Le LHC, à faisceaux desserrés

Pour que des processus rares comme la production de bosons de Higgs aient lieu, il est nécessaire de porter le nombre de collisions de protons à son maximum. Pour cela, on serre les faisceaux jusqu'à de très faibles dimensions. Toutefois, des processus de physique intéressants se produisent également lorsque les faisceaux ne sont pas serrés aux points d'interaction. La semaine dernière, un cycle d’exploitation spécial a montré que le LHC pulvérise également des records avec des faisceaux desserrés.

 

Cette image représente une carte des collisions pour l'un des détecteurs ATLAS/ALFA. La forme en ellipse étroite représente le signal-type produit par la diffusion élastique des protons. La suppression du signal de fond (visible au centre) est un véritable défi pour les deux expériences.

La valeur ß* (bêta*) est utilisée par les experts pour désigner le paramètre de compression des faisceaux : plus ß* est petit, plus la compression est grande. Pour obtenir le plus de collisions possibles au cœur des expériences, les faisceaux sont serrés jusqu’à de très faibles dimensions (la valeur ß* à pleine énergie est de 0,60 m).

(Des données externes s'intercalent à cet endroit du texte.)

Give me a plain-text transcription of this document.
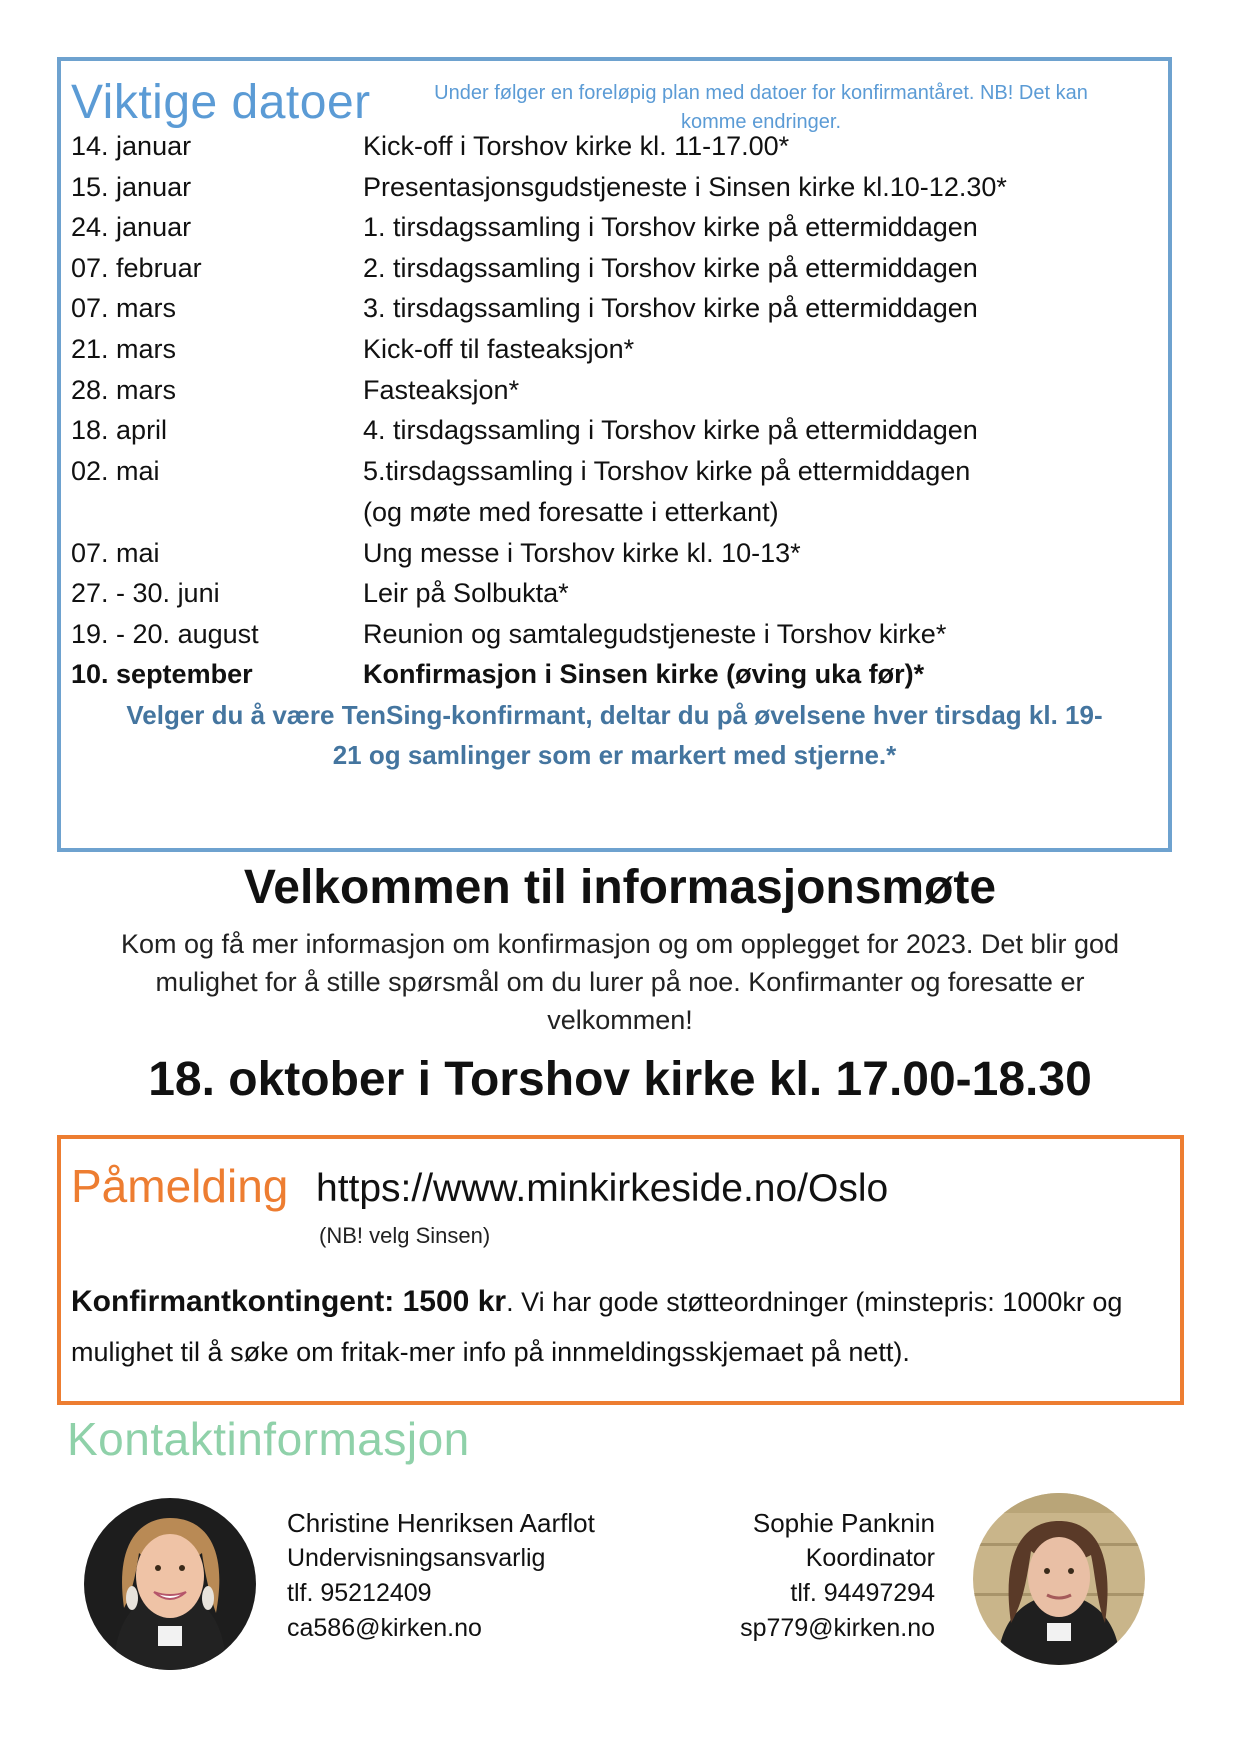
Viktige datoer	Under følger en foreløpig plan med datoer for konfirmantåret. NB! Det kan komme endringer.
14. januar	Kick-off i Torshov kirke kl. 11-17.00*
15. januar	Presentasjonsgudstjeneste i Sinsen kirke kl.10-12.30*
24. januar	1. tirsdagssamling i Torshov kirke på ettermiddagen
07. februar	2. tirsdagssamling i Torshov kirke på ettermiddagen
07. mars	3. tirsdagssamling i Torshov kirke på ettermiddagen
21. mars	Kick-off til fasteaksjon*
28. mars	Fasteaksjon*
18. april	4. tirsdagssamling i Torshov kirke på ettermiddagen
02. mai	5.tirsdagssamling i Torshov kirke på ettermiddagen
(og møte med foresatte i etterkant)
07. mai	Ung messe i Torshov kirke kl. 10-13*
27. - 30. juni	Leir på Solbukta*
19. - 20. august	Reunion og samtalegudstjeneste i Torshov kirke*
10. september	Konfirmasjon i Sinsen kirke (øving uka før)*
Velger du å være TenSing-konfirmant, deltar du på øvelsene hver tirsdag kl. 19-
21 og samlinger som er markert med stjerne.*
Velkommen til informasjonsmøte
Kom og få mer informasjon om konfirmasjon og om opplegget for 2023. Det blir god mulighet for å stille spørsmål om du lurer på noe. Konfirmanter og foresatte er velkommen!
18. oktober i Torshov kirke kl. 17.00-18.30
Påmelding https://www.minkirkeside.no/Oslo
(NB! velg Sinsen)
Konfirmantkontingent: 1500 kr. Vi har gode støtteordninger (minstepris: 1000kr og mulighet til å søke om fritak-mer info på innmeldingsskjemaet på nett).
Kontaktinformasjon
Christine Henriksen Aarflot
Undervisningsansvarlig
tlf. 95212409
ca586@kirken.no
Sophie Panknin
Koordinator
tlf. 94497294
sp779@kirken.no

Cela permet de porter à son maximum le taux de collisions de protons nécessaires pour que des processus rares comme la production de bosons de Higgs aient lieu. Toutefois, en serrant un faisceau, on augmente sa divergence angulaire, ce qui ne permet pas de mesurer la diffusion élastique proton-proton aux petits angles.

La section efficace de diffusion élastique proton-proton a été mesurée lors de cycles d’exploitation particuliers qui ont eu lieu précédemment au LHC. On a pu ainsi calculer la section efficace totale des interactions proton-proton en appliquant ce qu'on appelle le théorème optique. Pour observer la contribution de l’interaction électromagnétique (également appelée « diffusion de Coulomb ») et son interférence avec la composante nucléaire de la section efficace proton-proton élastique, il faut atteindre des angles de diffusion de l'ordre de 5 microradians. La section efficace de la diffusion de Coulomb étant en théorie connue, sa mesure permet de déterminer indépendamment la luminosité absolue du LHC.

Sur ce graphique de l'expérience TOTEM, la corrélation entre les traces reconstituées des angles de diffusion des deux protons sortants montre une prépondérance d’événements élastiques.

Lors du cycle spécial de la semaine dernière, une valeur ß* record de 1000 m a été atteinte, ce qui signifie que les faisceaux aux points d’interaction 1 et 5 sont pratiquement parallèles. La divergence angulaire des faisceaux aux points d’interaction a été réduite d’un facteur 40 par rapport à un mode à faible bêta (haute luminosité). Ces paramètres ont permis aux expériences ATLAS/ALFA et TOTEM de mesurer les angles de diffusion proton-proton avec une précision de l’ordre du microradian. On a rapproché les pots romains des expériences jusqu'à 0,87 mm du centre du faisceau, qui contenait 3 paquets de 1011 protons chacun. À cette distance, le halo du faisceau, intense, a dû être réduit au moyen d’une procédure de collimation optimisée. On a pu ainsi réduire le signal de fond venant du halo d’un facteur 1000, et acquérir des données dans de bonnes conditions pendant environ une heure, ce qui a permis à ATLAS/ALFA et TOTEM, pour la première fois, de mesurer la diffusion élastique dans la région d’interférence Coulomb-nucléaire.

En vue des futures exploitations à 13 TeV, il faudra concevoir une optique permettant d’atteindre des valeurs bêta de 2 km. Pour cela, des câbles d’alimentation de quadripôles supplémentaires devront être installés dans le tunnel du LHC.